More like a gangland war for turf and loot than chivalry, the War of Roses disrupted the life of the English common folk for hundreds of years. Roan Rose is the story of one of these commoners, Rose Whitby, born a peasant on the Yorkshire dales. When the Countess of Warwick, decides to take sturdy, gentle Rose to Middleham Castle to be companion and bed-time poppet for a frail daughter, her fate is changed forever.
Rose bonds strongly with Anne Neville, her young mistress. She also meets a royal boy enduring his knightly training — Richard of Gloucester, King Edward’s baby brother. The noble children have illness and accidents as they grow, but Rose remains a constant, always there to nurse and serve.
Rose bears intimate witness to the passions, betrayals, murders, battles and those abrupt reversals of fortune which will shape her mistress’ life — and her own. Anne Neville will briefly become a Queen, and Richard, Rose’s secret love, will become a King, one whose name has become synonymous with evil. Rose, alone of the three, will survive the next turn of Fortune’s Wheel and the invasion of England by Henry Tudor. Returning to her humble existence on the Dales, Rose has one last service to perform.
EXCERPT:
The King of England and I played chess, passing his sleepless hours. After years of struggling with the game, I can say, without exaggeration, that I’d become a formidable competitor, nearly his equal. I will stand firm upon this claim, even though I was a lowly servant—and a female, at that.
Nightly, our forces swayed back and forth across the board, until the birds began a summons to Dawn, calling her, as the harpers say, “from that silken couch where she dreams.”
We sat in a steady circle of candlelight in a small, high room at the palace of Nottingham. From our vantage point, the narrow river, spangled by summer stars, flowed below a single, open window. The distance, I might add, was sufficient to prevent the smell from blighting the view.
Of late, I had won a few these matches. This I credited in part to the King’s growing distraction and exhaustion.
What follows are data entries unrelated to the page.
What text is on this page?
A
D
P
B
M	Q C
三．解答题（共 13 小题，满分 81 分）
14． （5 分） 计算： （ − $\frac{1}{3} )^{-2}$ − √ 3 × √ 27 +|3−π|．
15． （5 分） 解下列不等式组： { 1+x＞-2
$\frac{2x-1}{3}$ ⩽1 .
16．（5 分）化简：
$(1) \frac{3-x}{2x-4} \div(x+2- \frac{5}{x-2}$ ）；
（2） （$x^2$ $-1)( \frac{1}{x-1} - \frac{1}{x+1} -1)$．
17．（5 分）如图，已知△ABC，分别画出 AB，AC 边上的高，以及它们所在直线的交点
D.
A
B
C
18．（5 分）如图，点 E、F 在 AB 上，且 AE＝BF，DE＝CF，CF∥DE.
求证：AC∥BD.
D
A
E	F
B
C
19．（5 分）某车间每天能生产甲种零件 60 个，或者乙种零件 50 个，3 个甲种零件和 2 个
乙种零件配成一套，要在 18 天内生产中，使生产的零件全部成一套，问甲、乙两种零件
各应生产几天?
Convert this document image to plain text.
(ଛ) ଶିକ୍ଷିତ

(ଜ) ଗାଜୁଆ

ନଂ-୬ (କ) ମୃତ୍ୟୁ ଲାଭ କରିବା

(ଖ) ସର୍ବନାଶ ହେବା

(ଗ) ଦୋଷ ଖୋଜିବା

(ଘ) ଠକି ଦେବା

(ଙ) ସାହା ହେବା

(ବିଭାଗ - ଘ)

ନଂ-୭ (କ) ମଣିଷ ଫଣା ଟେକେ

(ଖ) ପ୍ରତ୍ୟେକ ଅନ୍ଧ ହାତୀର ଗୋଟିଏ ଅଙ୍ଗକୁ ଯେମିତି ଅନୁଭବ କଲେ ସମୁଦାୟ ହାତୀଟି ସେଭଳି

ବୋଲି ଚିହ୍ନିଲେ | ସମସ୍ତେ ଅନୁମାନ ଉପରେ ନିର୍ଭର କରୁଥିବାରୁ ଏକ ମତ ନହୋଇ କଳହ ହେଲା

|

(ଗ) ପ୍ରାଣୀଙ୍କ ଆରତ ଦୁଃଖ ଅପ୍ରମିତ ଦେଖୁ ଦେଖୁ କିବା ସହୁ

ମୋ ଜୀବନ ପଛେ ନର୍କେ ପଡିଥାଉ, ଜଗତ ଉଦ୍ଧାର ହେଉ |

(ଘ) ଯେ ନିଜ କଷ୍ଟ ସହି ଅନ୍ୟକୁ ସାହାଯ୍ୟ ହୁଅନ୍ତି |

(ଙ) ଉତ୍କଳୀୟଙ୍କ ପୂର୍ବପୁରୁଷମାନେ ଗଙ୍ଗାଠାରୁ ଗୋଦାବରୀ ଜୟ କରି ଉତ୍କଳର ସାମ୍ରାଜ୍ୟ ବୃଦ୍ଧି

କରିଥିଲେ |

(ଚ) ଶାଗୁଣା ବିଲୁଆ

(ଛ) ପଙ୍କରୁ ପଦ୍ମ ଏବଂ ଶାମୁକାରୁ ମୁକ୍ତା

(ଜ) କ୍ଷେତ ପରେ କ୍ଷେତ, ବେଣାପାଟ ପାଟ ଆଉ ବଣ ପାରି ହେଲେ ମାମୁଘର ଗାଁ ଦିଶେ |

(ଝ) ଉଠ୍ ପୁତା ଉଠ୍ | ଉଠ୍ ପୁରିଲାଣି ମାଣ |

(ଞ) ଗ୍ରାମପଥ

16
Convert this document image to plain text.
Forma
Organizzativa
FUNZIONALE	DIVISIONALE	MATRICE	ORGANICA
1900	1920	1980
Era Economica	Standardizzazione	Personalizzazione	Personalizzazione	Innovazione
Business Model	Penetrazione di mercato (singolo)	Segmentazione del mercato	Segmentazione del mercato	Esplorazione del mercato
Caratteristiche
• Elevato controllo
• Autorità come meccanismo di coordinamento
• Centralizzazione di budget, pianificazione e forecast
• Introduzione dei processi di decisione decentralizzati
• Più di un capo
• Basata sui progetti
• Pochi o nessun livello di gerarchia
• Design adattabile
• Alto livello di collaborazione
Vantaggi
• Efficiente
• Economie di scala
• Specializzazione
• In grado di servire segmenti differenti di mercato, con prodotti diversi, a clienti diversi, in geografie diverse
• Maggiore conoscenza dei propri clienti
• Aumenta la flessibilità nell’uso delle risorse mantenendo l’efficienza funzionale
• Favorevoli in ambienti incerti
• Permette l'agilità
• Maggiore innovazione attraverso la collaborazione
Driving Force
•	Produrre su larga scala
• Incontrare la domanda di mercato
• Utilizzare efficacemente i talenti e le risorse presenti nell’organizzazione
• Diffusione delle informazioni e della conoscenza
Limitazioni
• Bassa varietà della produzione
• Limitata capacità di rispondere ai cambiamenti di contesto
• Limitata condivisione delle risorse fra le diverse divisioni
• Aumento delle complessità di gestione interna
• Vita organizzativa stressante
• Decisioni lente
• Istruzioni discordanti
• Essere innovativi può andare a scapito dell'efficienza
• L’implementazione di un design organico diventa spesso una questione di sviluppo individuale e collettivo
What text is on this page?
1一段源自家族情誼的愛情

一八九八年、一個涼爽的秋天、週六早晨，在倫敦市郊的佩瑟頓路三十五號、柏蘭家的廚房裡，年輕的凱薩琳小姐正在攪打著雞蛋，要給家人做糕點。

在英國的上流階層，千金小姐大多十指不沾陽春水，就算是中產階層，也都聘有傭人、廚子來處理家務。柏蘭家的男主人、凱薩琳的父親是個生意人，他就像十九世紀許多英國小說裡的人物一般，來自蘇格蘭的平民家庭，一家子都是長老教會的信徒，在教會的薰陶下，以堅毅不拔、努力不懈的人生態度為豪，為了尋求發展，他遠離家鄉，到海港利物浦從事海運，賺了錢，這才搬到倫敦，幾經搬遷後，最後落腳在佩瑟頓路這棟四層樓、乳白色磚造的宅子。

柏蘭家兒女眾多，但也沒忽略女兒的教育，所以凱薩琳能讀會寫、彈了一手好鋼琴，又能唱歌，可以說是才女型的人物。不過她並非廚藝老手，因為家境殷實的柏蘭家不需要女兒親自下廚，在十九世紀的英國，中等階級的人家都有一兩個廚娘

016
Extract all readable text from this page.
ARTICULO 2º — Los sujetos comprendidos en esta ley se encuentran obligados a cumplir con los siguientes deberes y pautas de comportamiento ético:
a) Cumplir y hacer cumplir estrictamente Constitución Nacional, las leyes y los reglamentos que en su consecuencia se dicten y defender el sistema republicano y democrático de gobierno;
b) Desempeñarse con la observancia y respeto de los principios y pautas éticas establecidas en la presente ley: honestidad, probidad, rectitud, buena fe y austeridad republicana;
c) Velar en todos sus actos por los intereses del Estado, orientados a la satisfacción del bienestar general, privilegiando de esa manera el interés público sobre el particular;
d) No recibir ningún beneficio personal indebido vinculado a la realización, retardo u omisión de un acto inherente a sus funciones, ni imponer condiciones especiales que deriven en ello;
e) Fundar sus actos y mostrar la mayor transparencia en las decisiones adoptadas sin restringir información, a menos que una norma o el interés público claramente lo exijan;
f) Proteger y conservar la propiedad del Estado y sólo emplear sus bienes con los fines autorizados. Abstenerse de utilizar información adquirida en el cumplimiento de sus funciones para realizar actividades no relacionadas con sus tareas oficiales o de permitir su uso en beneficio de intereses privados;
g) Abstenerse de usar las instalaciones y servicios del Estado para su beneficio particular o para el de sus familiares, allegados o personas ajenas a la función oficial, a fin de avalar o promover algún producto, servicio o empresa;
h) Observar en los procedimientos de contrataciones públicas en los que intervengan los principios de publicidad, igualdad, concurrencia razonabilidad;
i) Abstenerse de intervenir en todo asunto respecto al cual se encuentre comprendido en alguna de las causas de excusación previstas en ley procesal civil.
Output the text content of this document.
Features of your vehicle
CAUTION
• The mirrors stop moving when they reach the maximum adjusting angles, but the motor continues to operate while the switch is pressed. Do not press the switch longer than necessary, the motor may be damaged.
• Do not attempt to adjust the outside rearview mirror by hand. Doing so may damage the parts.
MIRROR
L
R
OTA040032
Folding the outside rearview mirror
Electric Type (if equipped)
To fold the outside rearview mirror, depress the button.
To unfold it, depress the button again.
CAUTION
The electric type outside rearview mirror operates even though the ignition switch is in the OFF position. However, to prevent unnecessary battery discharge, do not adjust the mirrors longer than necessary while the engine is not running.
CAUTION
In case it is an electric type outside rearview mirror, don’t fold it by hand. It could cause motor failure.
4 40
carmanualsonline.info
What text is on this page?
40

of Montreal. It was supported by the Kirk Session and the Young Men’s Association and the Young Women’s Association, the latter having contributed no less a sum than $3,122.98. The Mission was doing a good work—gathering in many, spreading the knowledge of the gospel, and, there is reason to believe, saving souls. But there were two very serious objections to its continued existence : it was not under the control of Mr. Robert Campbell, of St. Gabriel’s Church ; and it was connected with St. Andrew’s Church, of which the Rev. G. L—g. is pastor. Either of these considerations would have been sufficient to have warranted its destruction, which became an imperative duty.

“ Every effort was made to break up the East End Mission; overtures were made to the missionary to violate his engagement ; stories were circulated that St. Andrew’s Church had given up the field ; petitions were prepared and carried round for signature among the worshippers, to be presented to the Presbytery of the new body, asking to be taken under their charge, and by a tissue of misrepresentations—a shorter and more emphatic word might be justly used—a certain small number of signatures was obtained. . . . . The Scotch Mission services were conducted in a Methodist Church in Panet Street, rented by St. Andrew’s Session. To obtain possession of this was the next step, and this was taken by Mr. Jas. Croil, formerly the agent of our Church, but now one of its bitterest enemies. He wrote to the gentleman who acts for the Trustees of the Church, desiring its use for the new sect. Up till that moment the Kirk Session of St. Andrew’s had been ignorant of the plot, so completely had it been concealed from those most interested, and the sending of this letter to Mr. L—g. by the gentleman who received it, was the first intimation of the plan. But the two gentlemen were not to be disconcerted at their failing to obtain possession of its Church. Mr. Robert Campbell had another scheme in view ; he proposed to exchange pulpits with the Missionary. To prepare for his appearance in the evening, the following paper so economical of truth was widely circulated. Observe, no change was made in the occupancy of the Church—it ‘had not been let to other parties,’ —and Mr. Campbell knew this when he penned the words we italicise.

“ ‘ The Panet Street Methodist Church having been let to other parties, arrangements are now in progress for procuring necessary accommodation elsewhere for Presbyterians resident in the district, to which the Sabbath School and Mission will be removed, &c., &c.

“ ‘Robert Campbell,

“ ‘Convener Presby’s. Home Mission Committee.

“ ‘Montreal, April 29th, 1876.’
By June of 1485, he’d realized that his rule was unraveling around him, and, that he, in no small part, had been the architect of oncoming disaster.
What other choices, however, could my Lord have made? If he had let his nephew come to the throne, his own head would, sooner or later, have become his vengeful sister‑in‑law’s trophy. Either that or he would have been arrested and mewed up by his enemies somewhere, murdered in secret like so many members of his family. Richard Plantagenet knew history and he was not passive. All he’d done in deposing the boy was to strike his enemies before they could strike him.
Men now say otherwise.
There is mystery in the dark hours between two and four. The black and white squares of the board swam before my eyes. I, too, was tired to my very bones. The King’s wakefulness had become his servant’s. I was ready to make a move when his foot, under a long red robe, touched mine beneath the table. The contact seemed accidental, or was it?
He knows how greatly I love him, how I hunger for any touch. . . .
Concentration broken, I glanced up and met his brilliant hazel eyes, burning deep in hollows of chronic sleeplessness. For an instant, a slight smile curved those thin, mobile lips, but his gaze returned naturally to the board. Our relationship had always been singular. Only recently had it turned—let us say—customary. During the winter, his queen, the mistress I’d served and loved for nigh onto twenty years, had died. That is why his touch distracted me, made concentration falter.
Was the move I’d planned such a good one?
My hand wavered over the few remaining strong pieces. Traps lay on every side. Several, I saw clearly, for I’d been playing chess with Richard since our shared childhood. Whatever coup de grace he’d planned, I feared I’d never see until it was too late.
“That wasn’t fair.” In our secret kingdom of night, titles, and much else customary between master and servant, had been abandoned.
“Check.”
I’d revised, chosen to move my last knight to pin down his king. Of course, I knew quite well that second guesses are nearly always fatal this deep in a match.
“Nothing in this world is fair.”
As his hand went for it, I saw my doom—a lurking bishop.
“Checkmate,” Richard lifted a dark brow in triumph. Extending those jeweled, elegant fingers, his Bishop cast down my helpless king.
“You touched my foot on purpose.”
“What of it?”
It was worth losing any number of chess matches to see him smile. Always glorious—and always rare—it had, lately, become a thing of legend.
“Old Dick” doesn’t smile. This was well known all over his Kingdom. Like a great many other things that are “well known,” there was not a grain of truth in it.
“I don’t mind. It’s only that you used to win by your wits, and now it seems you must rely upon the lowest tricks to best your humble servant.”
He laughed shortly, but it was not an entirely happy sound. Playing with my king now, turning it between ringed thumb and forefinger, he said, “Better for all of us had I learned the game of low tricks at a far earlier age.”
How to reply? Crouching at the back of this night’s wakefulness lay the same old horror. Where were his nephews?
Everyone knows the pawns are the first to go. In my Lord’s case, crime had brought, as it so rarely does in this wicked world,apunishment not only swift, but apt. In the space of sixteen months, the King had lost his adored son and his dearly beloved wife, my noble mistress.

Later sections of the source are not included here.